Fitzwilliam Museum Cambridge - 19 May 2021
Carmen Mariscal
Carmen Mariscal © Regina Mountjoy
Mexican visual artist Carmen Mariscal lives and works in London. She works in a range of media but has specifically made three cyanotype prints for The Human Touch catalogue, as part of her essay, ‘On Bound Hands’. Discover more about the artist and the work she has created in connection with this thought-provoking show.
The etymology of ‘touch’ is late 13th century and comes from the Old French verb tochier, its meaning is: "[to] make deliberate physical contact with." Physical contact is something we have all been deprived or restricted of experiencing over the course of the pandemic. How has this restriction of touch affected your art?
As an artist much of one´s work is made with our hands, as viewers* we often feel the need to touch artworks, especially sculpture. That is why I think that the haptic is so important.
For the past 15 months most of our contact with art has been through computer screens, when we do this, our perception of colour, scale, texture and temperature are altered. Everything is in one dimension. When we “touch” art directly with our eyes our other senses wake up and we acquire a deeper level of knowledge of the works.
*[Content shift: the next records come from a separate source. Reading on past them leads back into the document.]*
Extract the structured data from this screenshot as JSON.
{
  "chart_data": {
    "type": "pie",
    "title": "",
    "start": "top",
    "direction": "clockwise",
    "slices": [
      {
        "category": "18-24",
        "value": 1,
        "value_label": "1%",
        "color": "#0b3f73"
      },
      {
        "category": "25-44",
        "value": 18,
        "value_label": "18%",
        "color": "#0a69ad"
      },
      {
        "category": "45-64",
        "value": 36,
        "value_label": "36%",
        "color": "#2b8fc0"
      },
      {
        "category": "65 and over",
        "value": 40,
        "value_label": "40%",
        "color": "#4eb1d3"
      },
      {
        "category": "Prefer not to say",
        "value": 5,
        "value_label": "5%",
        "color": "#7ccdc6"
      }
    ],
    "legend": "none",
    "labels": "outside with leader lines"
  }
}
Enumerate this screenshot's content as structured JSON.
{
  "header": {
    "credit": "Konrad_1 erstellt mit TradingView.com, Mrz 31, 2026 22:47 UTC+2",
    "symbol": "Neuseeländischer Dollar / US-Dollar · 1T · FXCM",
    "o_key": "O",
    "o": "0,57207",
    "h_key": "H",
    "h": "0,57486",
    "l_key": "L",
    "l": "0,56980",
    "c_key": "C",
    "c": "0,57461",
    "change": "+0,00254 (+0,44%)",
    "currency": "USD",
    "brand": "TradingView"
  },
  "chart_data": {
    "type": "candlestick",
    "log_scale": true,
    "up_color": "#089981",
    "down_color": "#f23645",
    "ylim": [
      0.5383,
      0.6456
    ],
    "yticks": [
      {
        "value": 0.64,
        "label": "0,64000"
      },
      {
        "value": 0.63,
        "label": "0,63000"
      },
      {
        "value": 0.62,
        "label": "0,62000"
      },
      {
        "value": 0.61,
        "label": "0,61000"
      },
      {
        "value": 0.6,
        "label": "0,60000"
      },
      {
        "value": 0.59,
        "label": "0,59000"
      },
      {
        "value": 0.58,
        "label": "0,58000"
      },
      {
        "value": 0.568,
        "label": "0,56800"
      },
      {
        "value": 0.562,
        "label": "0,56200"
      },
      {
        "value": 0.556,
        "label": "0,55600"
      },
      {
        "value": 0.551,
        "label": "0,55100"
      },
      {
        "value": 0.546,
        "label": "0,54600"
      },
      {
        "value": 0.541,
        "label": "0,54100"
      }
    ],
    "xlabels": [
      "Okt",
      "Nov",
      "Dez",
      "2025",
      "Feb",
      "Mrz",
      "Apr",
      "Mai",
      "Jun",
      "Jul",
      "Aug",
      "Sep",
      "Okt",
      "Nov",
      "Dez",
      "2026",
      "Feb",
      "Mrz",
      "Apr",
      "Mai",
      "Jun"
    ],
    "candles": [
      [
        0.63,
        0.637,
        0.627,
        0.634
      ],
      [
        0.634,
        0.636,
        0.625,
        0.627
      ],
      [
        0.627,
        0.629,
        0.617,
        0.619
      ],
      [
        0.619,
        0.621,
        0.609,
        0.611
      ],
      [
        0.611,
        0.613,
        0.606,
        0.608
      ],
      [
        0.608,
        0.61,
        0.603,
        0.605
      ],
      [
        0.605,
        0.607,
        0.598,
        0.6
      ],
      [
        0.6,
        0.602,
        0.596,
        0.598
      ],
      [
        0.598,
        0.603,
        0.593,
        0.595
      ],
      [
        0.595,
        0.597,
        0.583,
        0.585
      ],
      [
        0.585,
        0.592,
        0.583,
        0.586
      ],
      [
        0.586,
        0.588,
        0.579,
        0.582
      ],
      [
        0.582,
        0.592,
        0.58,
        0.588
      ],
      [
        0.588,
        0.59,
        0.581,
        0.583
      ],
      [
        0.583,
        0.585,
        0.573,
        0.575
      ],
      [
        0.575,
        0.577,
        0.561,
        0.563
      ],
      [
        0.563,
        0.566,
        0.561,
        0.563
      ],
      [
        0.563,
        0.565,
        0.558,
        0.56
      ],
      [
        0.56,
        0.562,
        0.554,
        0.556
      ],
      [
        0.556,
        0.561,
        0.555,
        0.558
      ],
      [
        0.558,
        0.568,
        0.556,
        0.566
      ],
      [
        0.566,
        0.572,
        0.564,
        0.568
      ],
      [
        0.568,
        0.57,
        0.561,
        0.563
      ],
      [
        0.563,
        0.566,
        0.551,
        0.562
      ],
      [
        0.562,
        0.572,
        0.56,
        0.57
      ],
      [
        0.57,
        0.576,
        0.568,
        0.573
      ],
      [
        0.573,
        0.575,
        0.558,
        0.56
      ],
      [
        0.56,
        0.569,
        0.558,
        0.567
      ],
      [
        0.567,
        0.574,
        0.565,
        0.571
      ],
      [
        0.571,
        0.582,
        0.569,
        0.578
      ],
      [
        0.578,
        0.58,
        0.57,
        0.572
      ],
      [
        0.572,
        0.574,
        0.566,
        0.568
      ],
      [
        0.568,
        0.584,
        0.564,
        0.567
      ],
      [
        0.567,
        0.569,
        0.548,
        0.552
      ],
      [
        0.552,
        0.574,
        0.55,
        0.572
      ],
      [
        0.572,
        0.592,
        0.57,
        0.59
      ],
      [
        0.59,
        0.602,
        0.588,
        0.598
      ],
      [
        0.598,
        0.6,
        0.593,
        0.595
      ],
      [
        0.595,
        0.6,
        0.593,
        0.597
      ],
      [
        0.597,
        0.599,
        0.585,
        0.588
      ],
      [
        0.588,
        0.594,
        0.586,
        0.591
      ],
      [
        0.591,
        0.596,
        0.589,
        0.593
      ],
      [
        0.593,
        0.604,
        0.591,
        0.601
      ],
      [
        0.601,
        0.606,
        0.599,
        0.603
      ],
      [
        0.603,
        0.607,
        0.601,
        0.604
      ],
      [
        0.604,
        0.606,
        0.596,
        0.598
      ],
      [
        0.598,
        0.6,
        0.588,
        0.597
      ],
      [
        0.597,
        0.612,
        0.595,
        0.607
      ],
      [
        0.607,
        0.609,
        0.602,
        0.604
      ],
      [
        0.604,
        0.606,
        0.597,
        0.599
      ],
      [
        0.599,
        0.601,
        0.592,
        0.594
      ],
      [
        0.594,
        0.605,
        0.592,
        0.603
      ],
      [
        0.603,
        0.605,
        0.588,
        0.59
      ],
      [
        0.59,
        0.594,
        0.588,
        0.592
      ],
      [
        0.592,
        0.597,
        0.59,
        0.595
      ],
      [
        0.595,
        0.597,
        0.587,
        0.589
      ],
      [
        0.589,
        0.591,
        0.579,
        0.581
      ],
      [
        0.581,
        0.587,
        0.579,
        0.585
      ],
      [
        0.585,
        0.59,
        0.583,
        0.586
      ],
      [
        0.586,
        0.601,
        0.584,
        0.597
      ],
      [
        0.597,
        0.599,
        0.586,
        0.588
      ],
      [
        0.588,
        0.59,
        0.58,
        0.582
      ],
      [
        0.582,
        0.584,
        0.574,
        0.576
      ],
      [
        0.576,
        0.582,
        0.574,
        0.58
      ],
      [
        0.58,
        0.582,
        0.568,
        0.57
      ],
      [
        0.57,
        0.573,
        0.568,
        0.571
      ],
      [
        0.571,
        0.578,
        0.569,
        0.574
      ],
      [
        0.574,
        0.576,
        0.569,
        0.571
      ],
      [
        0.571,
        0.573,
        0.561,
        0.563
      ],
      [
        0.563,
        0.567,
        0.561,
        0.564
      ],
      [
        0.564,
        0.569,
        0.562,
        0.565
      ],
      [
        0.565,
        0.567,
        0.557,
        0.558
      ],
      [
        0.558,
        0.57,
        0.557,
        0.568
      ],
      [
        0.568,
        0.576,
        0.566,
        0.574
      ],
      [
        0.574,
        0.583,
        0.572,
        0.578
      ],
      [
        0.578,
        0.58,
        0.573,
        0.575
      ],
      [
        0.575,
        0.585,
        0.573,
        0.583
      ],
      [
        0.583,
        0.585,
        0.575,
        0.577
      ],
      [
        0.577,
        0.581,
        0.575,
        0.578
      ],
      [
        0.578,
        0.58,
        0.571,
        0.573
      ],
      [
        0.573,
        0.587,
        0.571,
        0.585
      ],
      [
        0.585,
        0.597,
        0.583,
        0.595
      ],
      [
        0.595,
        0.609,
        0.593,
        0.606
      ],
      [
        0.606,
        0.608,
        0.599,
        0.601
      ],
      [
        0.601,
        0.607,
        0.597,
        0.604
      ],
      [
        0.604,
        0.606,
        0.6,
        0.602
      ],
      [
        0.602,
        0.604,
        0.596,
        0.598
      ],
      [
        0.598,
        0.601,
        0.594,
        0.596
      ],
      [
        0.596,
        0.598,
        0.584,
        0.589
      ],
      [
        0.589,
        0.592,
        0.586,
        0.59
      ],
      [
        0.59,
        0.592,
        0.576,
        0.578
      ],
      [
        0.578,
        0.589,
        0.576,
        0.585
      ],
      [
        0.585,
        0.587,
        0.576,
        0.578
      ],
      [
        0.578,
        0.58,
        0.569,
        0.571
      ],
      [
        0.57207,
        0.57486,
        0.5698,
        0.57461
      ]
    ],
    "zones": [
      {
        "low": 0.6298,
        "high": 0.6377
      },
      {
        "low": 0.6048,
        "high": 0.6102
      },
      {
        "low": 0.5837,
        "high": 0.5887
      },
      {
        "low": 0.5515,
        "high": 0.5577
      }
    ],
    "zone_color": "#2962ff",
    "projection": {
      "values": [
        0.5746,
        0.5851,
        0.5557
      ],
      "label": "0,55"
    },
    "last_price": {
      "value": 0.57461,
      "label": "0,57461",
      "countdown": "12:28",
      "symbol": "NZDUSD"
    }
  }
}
I remember being a young girl in Mexico City and visiting the Henry Moore exhibition at the Museo de Arte Moderno with my grandfather. Moore had said that the public could touch his sculptures. That experience has stayed with me forever; my connection with art now goes through my eyes but even if I don’t touch the works I can almost always “feel” them in my fingertips.
In 2020 just before the Covid-19 pandemic, I created the public sculpture Chez Nous, it was located at the Place du Palais-Royal in Paris and built from the recovered gates and padlocks of the Pont de l‘Archevêché. It depicted a house without windows or doors. Chez Nous was conceived as an archetypal space that invited passersby to reflect on the essence of love and the symbol that lovers have chosen to represent it: a padlock. The idea was that the public would be able to touch the padlocks, feel them and thus be in “contact” with the couples that had attached them.
Chez Nous opened to the public on March 12th at 6 pm. That same evening president Emmanuel Macron made the first announcements for the beginning of the confinement period (Lockdown) for France. By March 17 the whole country was on complete (and very strict) Lockdown, with the possibility of leaving home only for essential shopping and the occasional jogging, and always with a special permit and ID card.
Chez Nous was supposed to be viewed (and touched!) by around 800 000 people, at the end only very few could see it in person.
The envisioned viewers for Chez Nous were people coming out of the metro, going to the Louvre, tourists, people going to work nearby and general passers-by. There was almost no public during the first two months that it was up. Chez Nous became a lone symbolic figure in the middle of an empty square and lived in sepulchral silence.
*I used the word viewer but I do not think it is the correct word for describing people visiting exhibitions. The word viewer privileges the sense of sight over the rest. We are never only viewers, we experience exhibitions through our different senses.
Restrictions started to lift and people went to see the sculpture but almost no one dared to touch it, touching it became dangerous, the public could get infected. Not only did this sculpture become a symbol of lockdown in Paris, it also became a symbol of what is outside, that what belongs to a city and to all of us but cannot be touched.
You have created three cyanotype prints in connection with The Human Touch, directly inspired by an object in the exhibition from our collection, ‘Figure with Bound Hands’, Egypt (c. 2160–1650 BCE). What drew you to this object?
One of the exhibition curators, Suzanne Reynolds, had seen images of my exhibition La Esposa Esposada (The Hand Cuffed Wife) and thought that there were many similarities with the ‘Figure with Bound Hands’. I was intrigued by this figure, I did research about it and I spoke to Suzanne Reynolds and to co-curator Elenor Ling to know more about the history of the piece.
When I saw images of the small terracotta figure it reminded me of one of my early series La Novia Puesta en Abimso (The Bride Mise en Abyme). I was particularly interested in the representation of a woman with tied hands and this made me reflect, as I have done in several bodies of work, on women´s situations around the globe where their hands and minds are symbolically bound, where they feel helpless and have no agency.